Я непригодный для этой реальной жизни человек. Я не умею зарабатывать, не могу постичь законов рынка, не люблю свой дом, в семейной жизни не нашел ни одной стороны, которую не хотелось бы отмести от себя, в профессии своей оказался посредственным, но завистливым (однако в меру), не заимел интереса к накопительству и добыванию вещей, узрел эгоистическую жестокость в любви и почувствовал к ней интеллектуальное отвращение, в общем-то довольно равнодушен к еде, одежде, курортным развлечениям, к альпинизму и туризму. Моя альтруистическая миссия по делу спасения одной заблудшей хорошенькой овечки закончится скорее всего ничем. Я уже рад, что найти ее в этом многотысячном барачном Вавилоне нелегко, не зная адреса, — я же поехал, думая увидеть небольшой поселок городского типа, где каждый знает каждого, и не позаботился взять адрес. Чему сейчас втайне рад. Так на что же я все-таки пригоден? Дошел до того, что пишу обо всем этом тебе, у которой от ненависти ко мне спирает, наверное, дыхание.

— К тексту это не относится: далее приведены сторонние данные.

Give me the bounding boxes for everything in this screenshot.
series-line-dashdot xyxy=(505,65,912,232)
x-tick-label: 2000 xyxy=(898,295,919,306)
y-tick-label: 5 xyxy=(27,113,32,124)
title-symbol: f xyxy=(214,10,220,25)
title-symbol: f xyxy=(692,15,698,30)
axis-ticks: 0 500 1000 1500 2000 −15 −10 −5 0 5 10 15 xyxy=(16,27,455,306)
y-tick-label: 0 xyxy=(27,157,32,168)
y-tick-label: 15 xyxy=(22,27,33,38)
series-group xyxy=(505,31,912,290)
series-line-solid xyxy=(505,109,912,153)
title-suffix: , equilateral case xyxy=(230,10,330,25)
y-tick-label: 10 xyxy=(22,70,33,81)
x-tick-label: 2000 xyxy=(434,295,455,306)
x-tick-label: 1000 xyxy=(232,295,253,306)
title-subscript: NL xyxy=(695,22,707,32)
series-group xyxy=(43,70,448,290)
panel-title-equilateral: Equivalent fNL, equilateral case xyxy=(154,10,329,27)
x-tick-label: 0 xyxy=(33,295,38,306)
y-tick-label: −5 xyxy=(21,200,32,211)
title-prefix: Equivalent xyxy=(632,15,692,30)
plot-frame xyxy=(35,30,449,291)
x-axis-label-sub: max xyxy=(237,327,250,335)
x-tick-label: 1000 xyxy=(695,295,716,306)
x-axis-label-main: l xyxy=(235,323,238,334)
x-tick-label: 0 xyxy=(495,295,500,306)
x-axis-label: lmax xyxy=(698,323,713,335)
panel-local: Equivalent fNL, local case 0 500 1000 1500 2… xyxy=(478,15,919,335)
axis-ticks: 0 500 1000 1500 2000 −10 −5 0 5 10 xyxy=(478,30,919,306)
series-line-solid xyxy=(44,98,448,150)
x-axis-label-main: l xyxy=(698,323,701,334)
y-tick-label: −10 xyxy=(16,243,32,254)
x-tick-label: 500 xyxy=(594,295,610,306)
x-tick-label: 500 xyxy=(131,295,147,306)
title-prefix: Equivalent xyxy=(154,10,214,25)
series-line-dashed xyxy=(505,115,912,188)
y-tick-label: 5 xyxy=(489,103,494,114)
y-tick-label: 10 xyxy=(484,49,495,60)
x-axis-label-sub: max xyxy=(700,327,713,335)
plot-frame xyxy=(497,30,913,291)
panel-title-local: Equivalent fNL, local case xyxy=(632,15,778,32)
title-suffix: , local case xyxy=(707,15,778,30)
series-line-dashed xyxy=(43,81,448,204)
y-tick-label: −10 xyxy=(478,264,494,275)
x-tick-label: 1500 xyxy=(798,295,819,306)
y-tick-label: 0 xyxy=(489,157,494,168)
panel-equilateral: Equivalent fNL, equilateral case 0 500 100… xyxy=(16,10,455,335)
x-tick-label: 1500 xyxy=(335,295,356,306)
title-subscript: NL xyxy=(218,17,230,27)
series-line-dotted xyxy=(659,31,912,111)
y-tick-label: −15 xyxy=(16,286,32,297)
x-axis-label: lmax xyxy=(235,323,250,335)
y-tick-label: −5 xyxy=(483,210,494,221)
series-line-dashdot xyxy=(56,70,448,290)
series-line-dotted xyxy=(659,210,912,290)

Но на что-то я все-таки должен быть пригоден! И то, что я попал в этот город, уже не шутка. У меня уже есть телогрейка и ватные штаны. Я примерял эти штаны перед зеркалом, они меня делают неузнаваемым. Итак, я готов к великому перерождению. Вот сижу и жду, когда оно начнется. Я уже сказал себе твердо, что покончено с жизнью, в которой целью являлось только личное самоутверждение. Теперь я решил плюнуть на себя и жить по иным законам — жизнью мудреца. Только вот законов этих я не знаю и мудрость ко мне не пришла.
Я, как те старые сарымцы, что сидят неподвижно на горных вершинах, словно усталые коршуны, и неподвижно созерцают дали своей суровой родины, сижу сейчас и воображаю будто бы свою прошлую жизнь. В ней много овец и баранов пыльного цвета, бредущих по сухой степи. Лошади взлетают на всем скаку к вершине бугра. Нищие караваны облезлых верблюдов, навьюченных разобранными юртами, палками, закопченными котлами… Но какою бы хлопотной она ни была, моя кочевая жизнь, — она бесплодна, как степь, и пуста, как серебристый мираж. Мне самому плакать хочется, когда, оглядываясь назад, вижу одни безжизненные гряды серых гор, через которые зачем-то надо было переползать, словно муравью, но я сомневаюсь, чтобы жизнь моя была хуже, чем у других людей на земле. Я знаю о ней немало, и все, что я, степной кочевник, знаю, всегда при мне. А то, что ем я с ладони прожаренное пшено и никогда не носил белья, имеет ли какое- нибудь существенное значение? Я стал терпелив и печален, и это не самые худшие качества человека. Еще не состарившись, я готов был умереть, потому что слишком ясна мне стала непреклонность смерти. И, подобно зарезанному барану, я с последним хрипом своим унес бы в небытие свою печаль и свои знания, никому не причинив вреда.
Но вот пришло нечто иное. Через степь пролегла асфальтобетонная магистраль, переметываясь с перевала на перевал, по ней с гулом побежали быстрые железные машины, среди гор выросли дымящие высокие трубы и многоэтажные дома. В небе с гулом стали пролетать самолеты, и некоторые из них, пронзая синеву стрелою белого дыма, пробивали звуковой барьер — страшный неожиданный грохот сотрясал землю, и полудикие стада яков, лошадей и коров срывались с места и с тяжким топотом разбегались по степи.
Что я, печальный кочевник, знаю об этой новой жизни? Она шумна, беспокойна, стремительна. Она обильна множеством блестящих вещей, красивой одежды, сладких кушаний и морем дешевой водки, которая гораздо сокрушительнее молочной араки. Но что она, эта новь жизни, именуемая веком НТР, добавит к тому знанию, которое я приобрел благодаря опыту многих веков терпения и печали? Мне ведь не нужна яркая, чужими руками сшитая одежда — я прохожу в нагольном халате, с овчиной внутри, а снаружи крытом атласом, — я кажусь себе красивым и в этой своей одежде. Мне ни к чему блестящие вещицы, я не знаю применения им в своей простой жизни. А от проклятой водки, которую приучились пить даже бабы и старухи, я слабею и постепенно теряю разум. Так что же несет для меня эта грохочущая и могучая, как сила грома и молнии, машинная цивилизация?